PLH de Rennes Métropole

La métropole Rennaise affiche sur ce sujet des ambitions sérieuses à travers son prochain plan local de l’habitat (PLH) pour la période 2023-2028, dont les orientations stratégiques ont été adoptées le 2 février 2023 en conseil communautaire. Outre des objectifs en matière de production de logements, l’encadrement des loyers, ou encore le recours plus fréquent au droit de préemption hors zones d’aménagement public pour maîtriser le foncier diffus et freiner l’envolée des prix des terrains constructibles, il est envisagé de généraliser le recours à la dissociation foncière, au travers du BRS mais pas que, dans toutes les opérations publiques et, d’une manière générale, sur le foncier public pour rendre l’achat neuf plus accessible et lutter contre la spéculation foncière. Selon Nathalie Appéré, Maire de Rennes et Présidente de Rennes Métropole, « Le sol est un bien commun et le logement n’est pas une marchandise comme les autres », ce qu’entend bien mettre en œuvre la métropole de Rennes sur ses fonciers.

BRSA

Dédié aux OFS pour la mise en œuvre de leur objet social subsidiaire orienté vers la mixité fonctionnelle, le bail réel solidaire d’activité est créé par voie d’ordonnance en date du 8 février 2023 (Ord. no 2023-80, 8 févr. 2023 relative au bail réel solidaire d’activité). Il complète ainsi les modalités d’intervention de l’OFS, et lui offre un bail constitutif de droits réels permettant de développer une offre commerciale, professionnelle et artisanale à des conditions économiques durablement maîtrisées. Le contrat ainsi crée emprunte largement, en termes de rédaction et de mécanismes, à son homologue en matière de logement : droits réels, de longue durée (entre 12 et 99 ans), avec un prix de cession des droits réels ou un loyer plafonné, un caractère rechargeable et la faculté de pouvoir transmettre les droits sous réserve du respect d’un prix plafond.
Mais il s’en détache aussi largement pour répondre à l’objectif de maintien et/ou diversification de l’offre commerciale et artisanale à un prix abordable qu’on lui assigne.
En accession comme en location, il est réservé in fine à des microentreprises (moins de dix salariés et moins de deux millions d’euros de chiffres d’affaires) répondant à des critères d’éligibilité fondés notamment sur le chiffre d’affaires, le statut ou le type d’activités, fixés dans des conditions qui seront issues du décret d’application à paraître. Le preneur ne peut louer son local ; ceci s’entendant sous réserve de la possibilité réservée aux établissements publics et entreprises publiques locales d’intervenir en tant qu’opérateur dans la perspective de céder les droits réels qu’ils tiennent du contrat pour un prix encadré ou encore louer le local à un niveau de loyer modéré.
L’activité exercée dans les locaux est encadrée dans le bail, et tout changement est subordonné à l’accord préalable de l’OFS.
Les conditions économiques du contrat intègrent la possibilité de composer la redevance d’une part fixe et d’une part variable, ainsi que la valorisation du fonds de commerce dans le cadre de l’indemnisation en fin de bail.
L’utilisation des baux constitutifs de droits réels pour aider à la production de logements ne s’épuise pas dans le BRS : il y a un avant et un après. Avant même l’instauration du BRS, des dispositifs ont été imaginés pour réaliser des logements aidés dans le cadre de baux constitutifs de droits réels. Mais surtout, depuis le BRS, des réflexions existent pour étendre le mécanisme original du bail rechargeable au secteur libre.

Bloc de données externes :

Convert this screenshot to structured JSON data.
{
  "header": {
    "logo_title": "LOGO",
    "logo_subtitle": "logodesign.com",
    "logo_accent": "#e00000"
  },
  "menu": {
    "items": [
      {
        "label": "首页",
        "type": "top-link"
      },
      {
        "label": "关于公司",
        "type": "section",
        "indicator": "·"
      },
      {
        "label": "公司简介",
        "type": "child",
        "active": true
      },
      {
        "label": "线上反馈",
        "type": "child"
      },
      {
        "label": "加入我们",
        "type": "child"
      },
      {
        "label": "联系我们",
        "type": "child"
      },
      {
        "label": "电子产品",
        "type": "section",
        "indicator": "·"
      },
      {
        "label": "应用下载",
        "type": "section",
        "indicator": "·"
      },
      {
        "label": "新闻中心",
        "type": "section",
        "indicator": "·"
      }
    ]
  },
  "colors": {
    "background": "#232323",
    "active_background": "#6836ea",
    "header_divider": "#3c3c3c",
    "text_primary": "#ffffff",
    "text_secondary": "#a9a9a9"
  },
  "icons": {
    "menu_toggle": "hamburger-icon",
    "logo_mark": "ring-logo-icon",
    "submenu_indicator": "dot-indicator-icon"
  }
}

Pratique des baux constitutifs de droits réels pour la réalisation de logements aidés : politique des EPF et instauration du BEA logement social

Politique de dissociation des EPF. Dans ce contexte où le coût du foncier représente une part de plus en plus importante pour réaliser des logements sociaux, rendant difficile l’équilibre financier de certaines opérations, certains établissements publics fonciers l’Établissement ont donc mené une démarche consistant à faciliter les opérations en cause par le recours à des baux constitutifs de droits réels, afin de déconnecter le prix d’acquisition du foncier du coût des travaux. Le schéma contractuel consiste pour l’EPF à acquérir le foncier auprès de tiers (personnes privées, communes etc.) et confier celui-ci à un opérateur social, à charge pour ce-dernier de réaliser les logements sociaux en sollicitant les prêts et subventions spécifiques et d’en assurer la commercialisation, la gestion et l’entretien. À la lecture des textes relatifs aux subventions et prêts aidés pour la réalisation de logements sociaux (cf. CCH, art. D. 331-1 qui mentionne en son 5° l’acquisition de « droits immobiliers »), rien n’empêche d’obtenir les financements en cause alors que l’opérateur social n’aurait qu’un droit réel immobilier sur l’assiette des constructions. En toute hypothèse, compte tenu des missions de portage des EPF, un débouclage de l’opération pourrait consister en la cession des droits du bailleur à l’opérateur social, ce qui lui permettrait de lisser ce coût d’acquisition de la pleine propriété sur la durée du bail.
Le BEA logement social . Cette solution contractuelle a d’ailleurs fait l’objet d’un dispositif spécial s’agissant du foncier public, prévu à l’alinéa premier de l’article 7 de la loi n° 2009-179 du 17 février 2009 pour l’accélération des programmes de construction et d’investissement publics et privés qui dispose que : « Un bien immobilier appartenant à l’État ou à ses établissements publics peut faire l’objet du bail emphytéotique prévu à l’article L. 451-1 du Code rural et de la pêche maritime en vue de la réalisation de logements sociaux. Ce bail emphytéotique est dénommé bail emphytéotique administratif ». Outre le fait que ce dispositif législatif a été spécialement conçu pour permettre notamment à l’État de conclure ce type de contrat pour des opérations de logements sociaux (sans avoir à déclasser les biens de son domaine public le cas échéant puisqu’un tel BEA peut être conclu indistinctement sur le domaine public ou privé) le bail emphytéotique administratif présente un certain nombre de caractéristiques qui le distinguent des baux constitutifs de droits réels civils.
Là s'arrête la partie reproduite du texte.